Aspect-based sentiment scores the document against named aspects of the product or service. For Bean & Basket the natural aspects are coffee, pastry, staff, wait time, app, value. The output is a grid of (aspect × document) sentiment scores.

Aspect-based sentiment — Bean & Basket, by store region

	NE	SE	MW	SW	WC
coffee	+0.60	+0.55	+0.70	+0.50	+0.45
pastry	+0.50	+0.60	+0.45	+0.40	+0.55
staff	+0.70	+0.40	+0.65	+0.55	+0.50
wait time	-0.30	-0.55	-0.10	-0.45	-0.60
app	-0.50	-0.40	-0.45	-0.30	-0.55
value	0.00	-0.15	+0.10	-0.20	-0.30

negative positive

Overall sentiment hides the picture — coffee and staff are loved everywhere, the app is hurting everywhere, and the South-East has a separate wait-time problem.

Figure 3. Aspect-based sentiment for Bean & Basket, by store region. Coffee and staff are loved everywhere; the app is hurting everywhere; the South-East has a wait-time problem the other regions do not. None of this is visible from overall sentiment.

Two things to notice:

The aspects are a managerial choice. They reflect the levers the firm can pull. "Wait time" appears because there is an operations team that can fix it; "app" appears because there is a product team that owns it.
Geographic variation is the action. The headline number ("overall sentiment is +0.18 this week") doesn't tell anyone what to do on Monday. The heatmap tells the South-East operations lead exactly where to look.

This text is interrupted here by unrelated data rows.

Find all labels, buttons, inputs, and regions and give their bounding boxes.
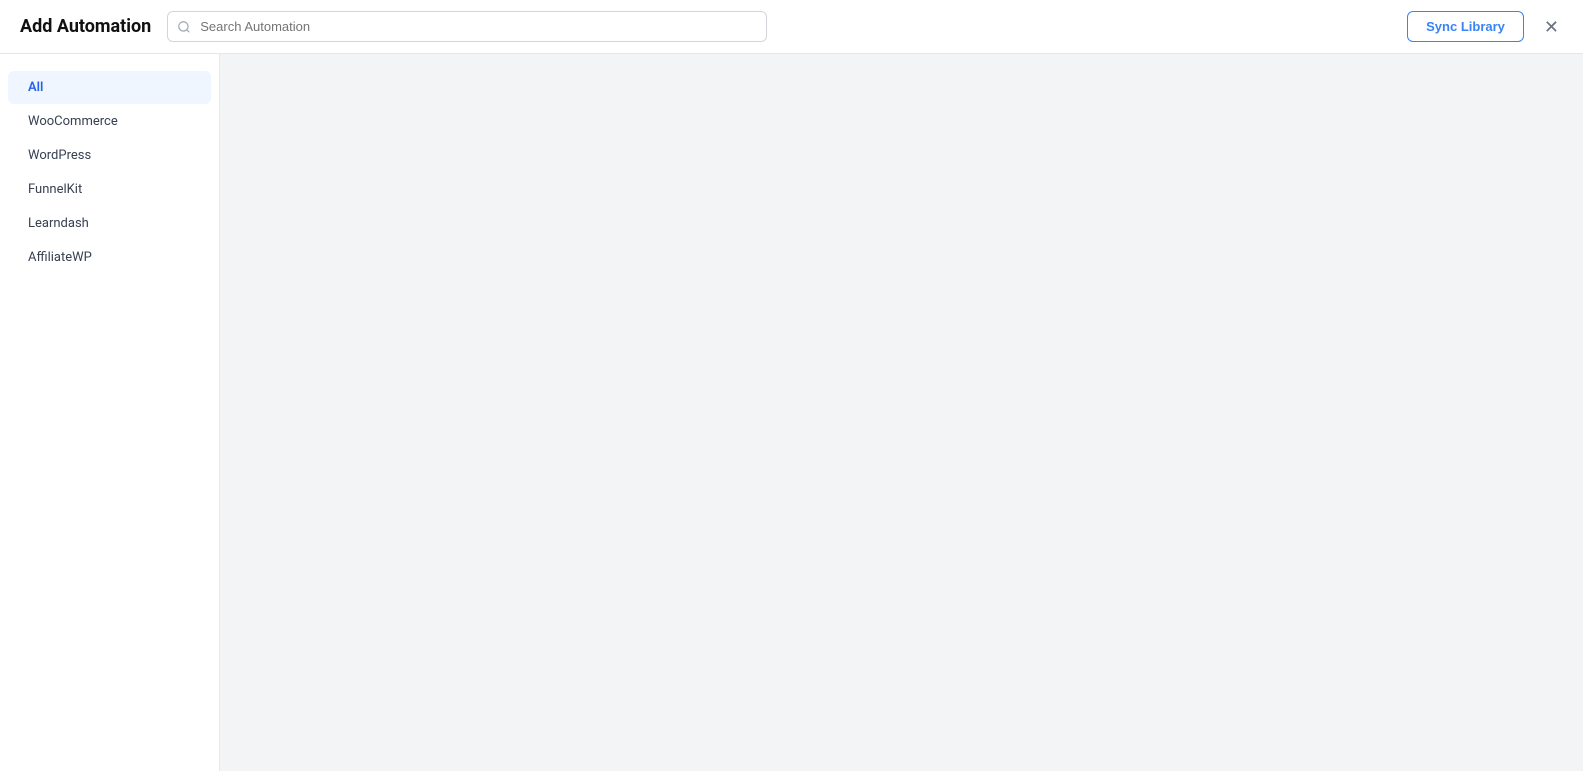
sidebar-item-wordpress[interactable]: WordPress [8,139,211,172]
search-wrapper [167,11,767,42]
sidebar-item-woocommerce[interactable]: WooCommerce [8,105,211,138]
sync-library-button[interactable]: Sync Library [1407,11,1524,42]
sidebar-item-affiliatewp[interactable]: AffiliateWP [8,241,211,274]
sidebar: AllWooCommerceWordPressFunnelKitLearndas… [0,54,220,771]
header: Add Automation Sync Library ✕ [0,0,1583,54]
search-input[interactable] [167,11,767,42]
sidebar-item-funnelkit[interactable]: FunnelKit [8,173,211,206]
search-icon [177,20,191,34]
main-layout: AllWooCommerceWordPressFunnelKitLearndas… [0,54,1583,771]
page-title: Add Automation [20,16,151,37]
main-content [220,54,1583,771]
close-button[interactable]: ✕ [1540,14,1563,40]
sidebar-item-learndash[interactable]: Learndash [8,207,211,240]
sidebar-item-all[interactable]: All [8,71,211,104]
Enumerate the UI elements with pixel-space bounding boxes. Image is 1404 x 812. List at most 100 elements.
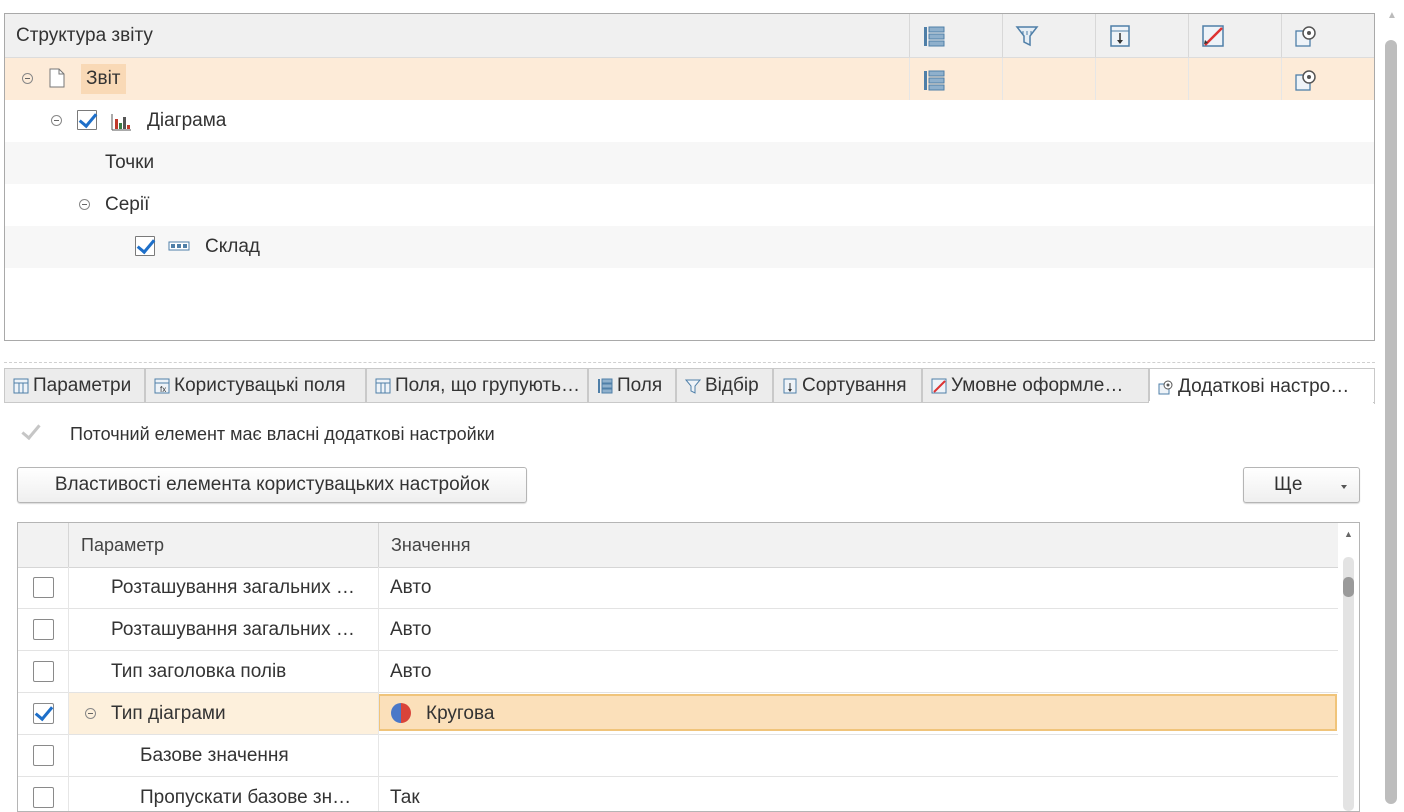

This is also the cleanest setup for the GPT-as-measurement move in §14.4. Once you can name aspects, you can also name constructs: "intent to return", "severity of complaint", "anger vs. disappointment". The aspect-based heatmap is the warm-up for the construct-based heatmap.

Two Variants Worth Knowing

Entity-based sentiment. Same idea, but the units are named entities (people, products, competitors) rather than aspects. The classical use case: a tweet that says "Goose Island used to be great, AB InBev ruined it" is negative on AB InBev and positive-but-nostalgic on Goose Island. Standard sentiment models return a single negative score and miss the asymmetry.

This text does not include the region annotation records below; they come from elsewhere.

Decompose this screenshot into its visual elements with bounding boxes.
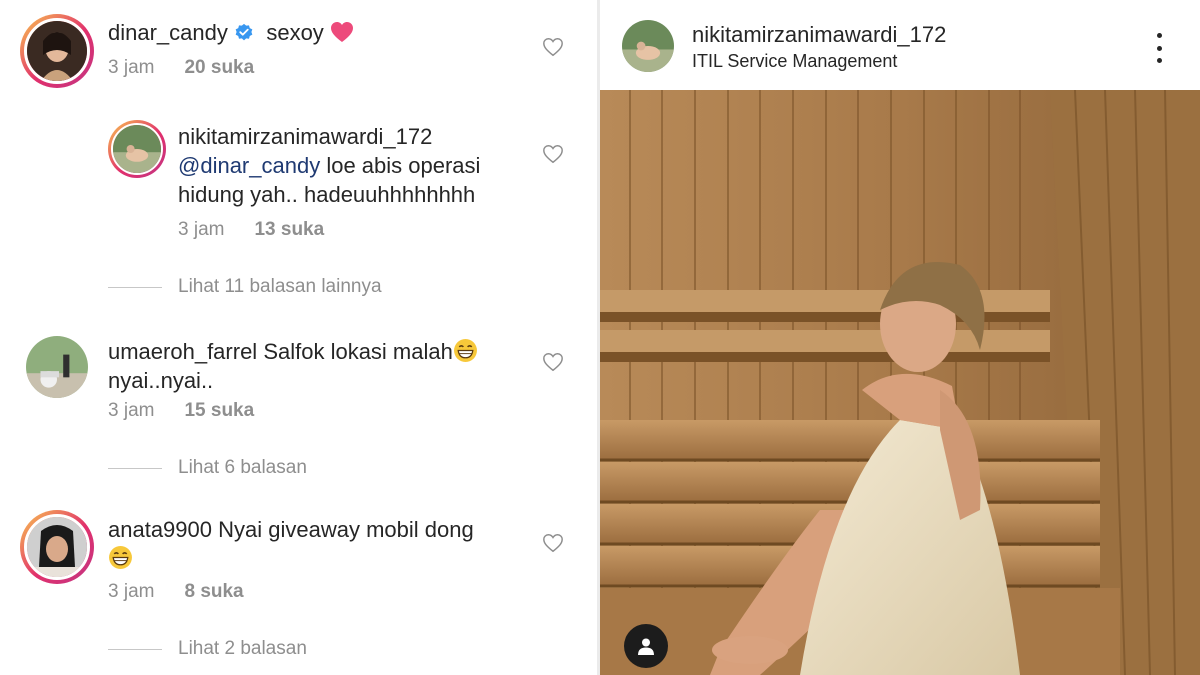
comment-time: 3 jam bbox=[108, 400, 155, 421]
view-replies-button[interactable]: Lihat 2 balasan bbox=[108, 638, 307, 660]
like-button[interactable] bbox=[542, 143, 564, 165]
grin-emoji-icon bbox=[109, 546, 132, 569]
comment-time: 3 jam bbox=[178, 219, 225, 240]
comment-text: hidung yah.. hadeuuhhhhhhhh bbox=[178, 182, 476, 207]
verified-icon bbox=[235, 23, 253, 41]
comment-username[interactable]: umaeroh_farrel bbox=[108, 339, 257, 364]
comment-likes[interactable]: 8 suka bbox=[184, 581, 243, 602]
comment-text: Nyai giveaway mobil dong bbox=[218, 517, 474, 542]
grin-emoji-icon bbox=[453, 339, 477, 362]
replies-line bbox=[108, 467, 162, 469]
sauna-photo bbox=[600, 90, 1200, 675]
comment-text: nyai..nyai.. bbox=[108, 368, 214, 393]
view-replies-button[interactable]: Lihat 6 balasan bbox=[108, 457, 307, 479]
like-button[interactable] bbox=[542, 351, 564, 373]
heart-emoji-icon bbox=[330, 22, 353, 42]
avatar-image bbox=[113, 125, 161, 173]
avatar-image bbox=[26, 336, 88, 398]
comment-2-body: nikitamirzanimawardi_172 @dinar_candy lo… bbox=[178, 124, 518, 209]
user-tag-icon bbox=[638, 638, 654, 655]
like-heart-icon bbox=[543, 38, 563, 57]
replies-line bbox=[108, 286, 162, 288]
comment-4-body: anata9900 Nyai giveaway mobil dong bbox=[108, 515, 528, 573]
avatar-anata[interactable] bbox=[20, 510, 94, 584]
comment-username[interactable]: dinar_candy bbox=[108, 20, 228, 45]
more-options-icon[interactable] bbox=[1152, 33, 1166, 63]
post-avatar[interactable] bbox=[622, 20, 674, 72]
replies-line bbox=[108, 648, 162, 650]
post-panel: nikitamirzanimawardi_172 ITIL Service Ma… bbox=[600, 0, 1200, 675]
avatar-nikita[interactable] bbox=[108, 120, 166, 178]
comment-likes[interactable]: 20 suka bbox=[184, 57, 254, 78]
comment-time: 3 jam bbox=[108, 581, 155, 602]
comments-panel: dinar_candy sexoy 3 jam 20 suka nikitamir… bbox=[0, 0, 598, 675]
mention-link[interactable]: @dinar_candy bbox=[178, 153, 320, 178]
post-location[interactable]: ITIL Service Management bbox=[692, 51, 897, 72]
comment-username[interactable]: nikitamirzanimawardi_172 bbox=[178, 124, 518, 150]
view-replies-button[interactable]: Lihat 11 balasan lainnya bbox=[108, 276, 382, 298]
comment-username[interactable]: anata9900 bbox=[108, 517, 212, 542]
comment-text: Salfok lokasi malah bbox=[263, 339, 453, 364]
like-heart-icon bbox=[543, 353, 563, 372]
comment-1-body: dinar_candy sexoy bbox=[108, 18, 354, 47]
user-tag-button[interactable] bbox=[624, 624, 668, 668]
comment-1-meta: 3 jam 20 suka bbox=[108, 57, 254, 79]
view-replies-label: Lihat 2 balasan bbox=[178, 638, 307, 659]
view-replies-label: Lihat 6 balasan bbox=[178, 457, 307, 478]
like-button[interactable] bbox=[542, 36, 564, 58]
comment-3-body: umaeroh_farrel Salfok lokasi malah nyai.… bbox=[108, 337, 528, 395]
avatar-image bbox=[622, 20, 674, 72]
comment-3-meta: 3 jam 15 suka bbox=[108, 400, 254, 422]
post-photo[interactable] bbox=[600, 90, 1200, 675]
avatar-umaeroh[interactable] bbox=[26, 336, 88, 398]
like-heart-icon bbox=[543, 145, 563, 164]
avatar-dinar-candy[interactable] bbox=[20, 14, 94, 88]
avatar-image bbox=[27, 517, 87, 577]
comment-likes[interactable]: 13 suka bbox=[254, 219, 324, 240]
like-heart-icon bbox=[543, 534, 563, 553]
view-replies-label: Lihat 11 balasan lainnya bbox=[178, 276, 382, 297]
comment-likes[interactable]: 15 suka bbox=[184, 400, 254, 421]
like-button[interactable] bbox=[542, 532, 564, 554]
post-username[interactable]: nikitamirzanimawardi_172 bbox=[692, 22, 946, 48]
comment-time: 3 jam bbox=[108, 57, 155, 78]
comment-text: loe abis operasi bbox=[326, 153, 481, 178]
avatar-image bbox=[27, 21, 87, 81]
comment-2-meta: 3 jam 13 suka bbox=[178, 219, 324, 241]
comment-text: sexoy bbox=[266, 20, 324, 45]
comment-4-meta: 3 jam 8 suka bbox=[108, 581, 244, 603]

Emotion detection. Instead of three sentiment classes, fine-grained emotions: joy, anger, sadness, fear, disappointment, surprise, etc. Useful when the difference between "sad" and "angry" implies a different action — disappointment from a brand acquisition is not the same as anger about a defective product. The Goose Island brewery acquisition case in §14.2 leans heavily on this distinction.

Both are special cases of the same idea: aggregating sentiment to a unit smaller than the document gives operators the leverage to act.